I think we could solve this problem using the result ( [(x+1)^n+....+(x+m)^n ]/n)^(1/n) - x is bounded as x tends to infinity, that help us to show that |x-y^2| must be bounded....

mto wrote: I think we could solve this problem using the result ( [(x+1)^n+....+(x+m)^n ]/n)^(1/n) - x is bounded as x tends to infinity why $ (\frac {(x + 1)^n + .... + (x + m)^n }{n})^{\frac {1}{n}} - x$ is bounded?it is not...

Hint: a) Show that there exist a constant $ A$ such that $ x\geq y^2+(m+1)y+A$. b) Show that there exist a constant $ B$ such that the equation has only finitely many solutions $ x,y$ satisfying $ x\geq y^2+(m+1)y+B$. More hint here: calculate the terms involving $ y^{2n-2}$ in both sides of the inequality.

Can anyone explain how to use this hint ?
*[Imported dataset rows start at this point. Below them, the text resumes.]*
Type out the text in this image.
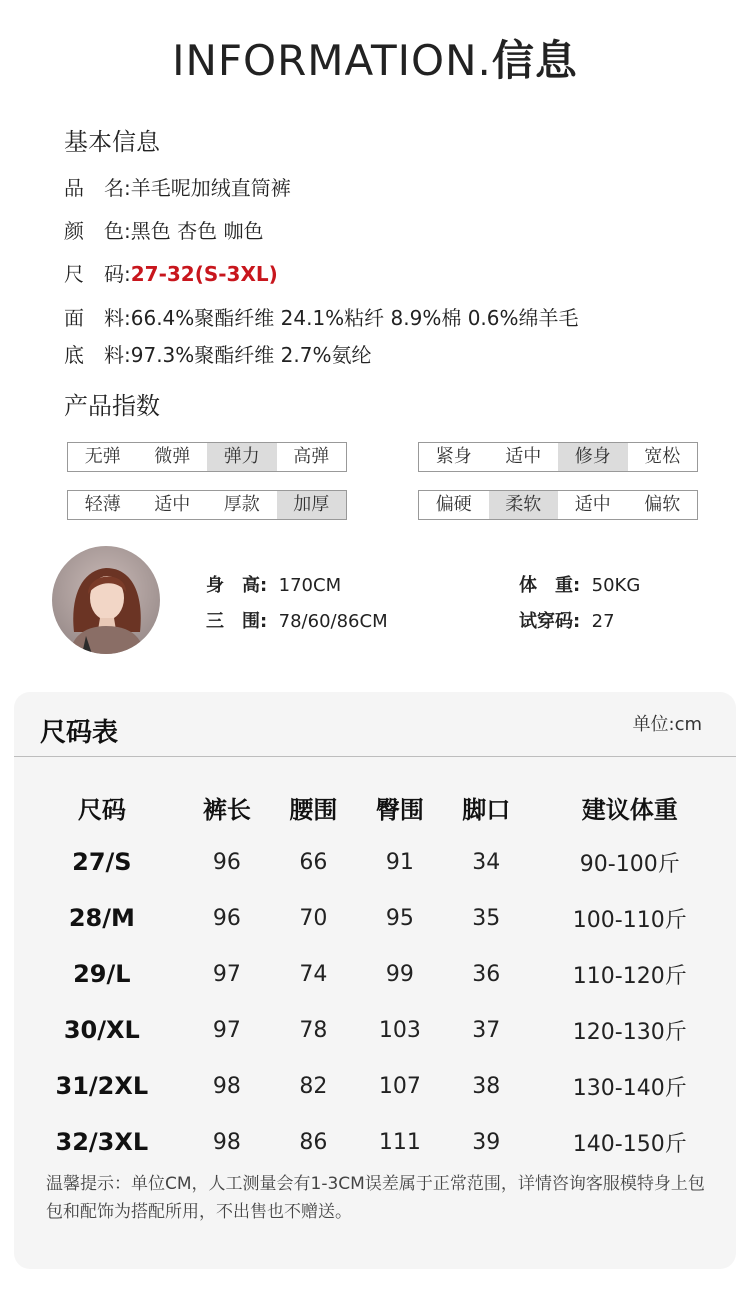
INFORMATION.信息
基本信息
品　名:羊毛呢加绒直筒裤
颜　色:黑色 杏色 咖色
尺　码:27-32(S-3XL)
面　料:66.4%聚酯纤维 24.1%粘纤 8.9%棉 0.6%绵羊毛
底　料:97.3%聚酯纤维 2.7%氨纶
产品指数
无弹	微弹	弹力	高弹	紧身	适中	修身	宽松
轻薄	适中	厚款	加厚	偏硬	柔软	适中	偏软
身　高: 170CM	体　重: 50KG
三　围: 78/60/86CM	试穿码: 27
尺码表	单位:cm
尺码	裤长	腰围	臀围	脚口	建议体重
27/S	96	66	91	34	90-100斤
28/M	96	70	95	35	100-110斤
29/L	97	74	99	36	110-120斤
30/XL	97	78	103	37	120-130斤
31/2XL	98	82	107	38	130-140斤
32/3XL	98	86	111	39	140-150斤
温馨提示：单位CM，人工测量会有1-3CM误差属于正常范围，详情咨询客服模特身上包包和配饰为搭配所用，不出售也不赠送。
We claim that for $y$ sufficiently large there exists a positive integer $C$ such that \[y^2 + (m + 1)y - C \le y^2 + (m + 1)y + C\] Notice that the problem statement follows immediately; for any particular $y$, the LHS is monotonically increasing so there can be at most one solution for $x$ and thus finitely many for all $y$ smaller than our threshold. Any other solution pairs $(x, y)$ must satisfy one of \[x = y^2 + (m + 1)y - C\] \[x = y^2 + (m + 1)y - C + 1\] \[\dots\] \[x = y^2 + (m + 1)y + C\] Substituting into the given equation, each gives a degree $2n$ polynomial in $y$, so in all these can give at most $(2C + 1)(2n)$ (a finite number of) solutions, which when added to our previously finite count of solutions remains finite. Plug in $x = y^2 + (m + 1)y \pm C$ and examine the coefficients of the highest powers of $y$ on either side. The coefficient of $y^{2n}$ in the left and right hand sides are both $m$. Similarly, the coefficient of $y^{2n - 1}$ in the left and right hand sides are each $nm(m + 1)$. Now consider $[y^{2n - 2}]$. In the left hand side, this is \[m(m + 1)^2\binom{n}{2} + \frac{nm(m + 1)}{2} \pm m\binom{n}{1}C \; \; \; \; \; \; \; \; \; (1)\] while in the right hand side it is \[\frac{m(m + 1)(2m + 1)}{6}\binom{2n}{2} \; \; \; \; \; \; \; \; \; \; (2)\] It is easy to see we can choose and integer $N$ such that for all $C \ge N$, $(1)$ exceeds $(2)$; similarly, we can choose $M$ such that for all $C \le M$, $(2)$ exceeds $(1)$. Now just choose $C = \max(|M|, |N|)$. For $y$ sufficiently large, a polynomial in $y$ behaves like its leading term. In particular, the polynomial $LHS - RHS$ behaves like its leading term \[ \left( \left(m(m + 1)^2\binom{n}{2} + \frac{nm(m + 1)}{2} \pm m\binom{n}{1}C \right) - \left( \frac{m(m + 1)(2m + 1)}{6}\binom{2n}{2} \right) \right)y^{2n - 2}\] which grows without bound when the coefficient is non-zero. Thus for $y$ sufficiently large, all solutions $(x, y)$ to the equation must satisfy \[y^2 + (m + 1)y - C \le x \le y^2 + (m + 1)y + C\] for the chosen positive integer $C$, and we are done.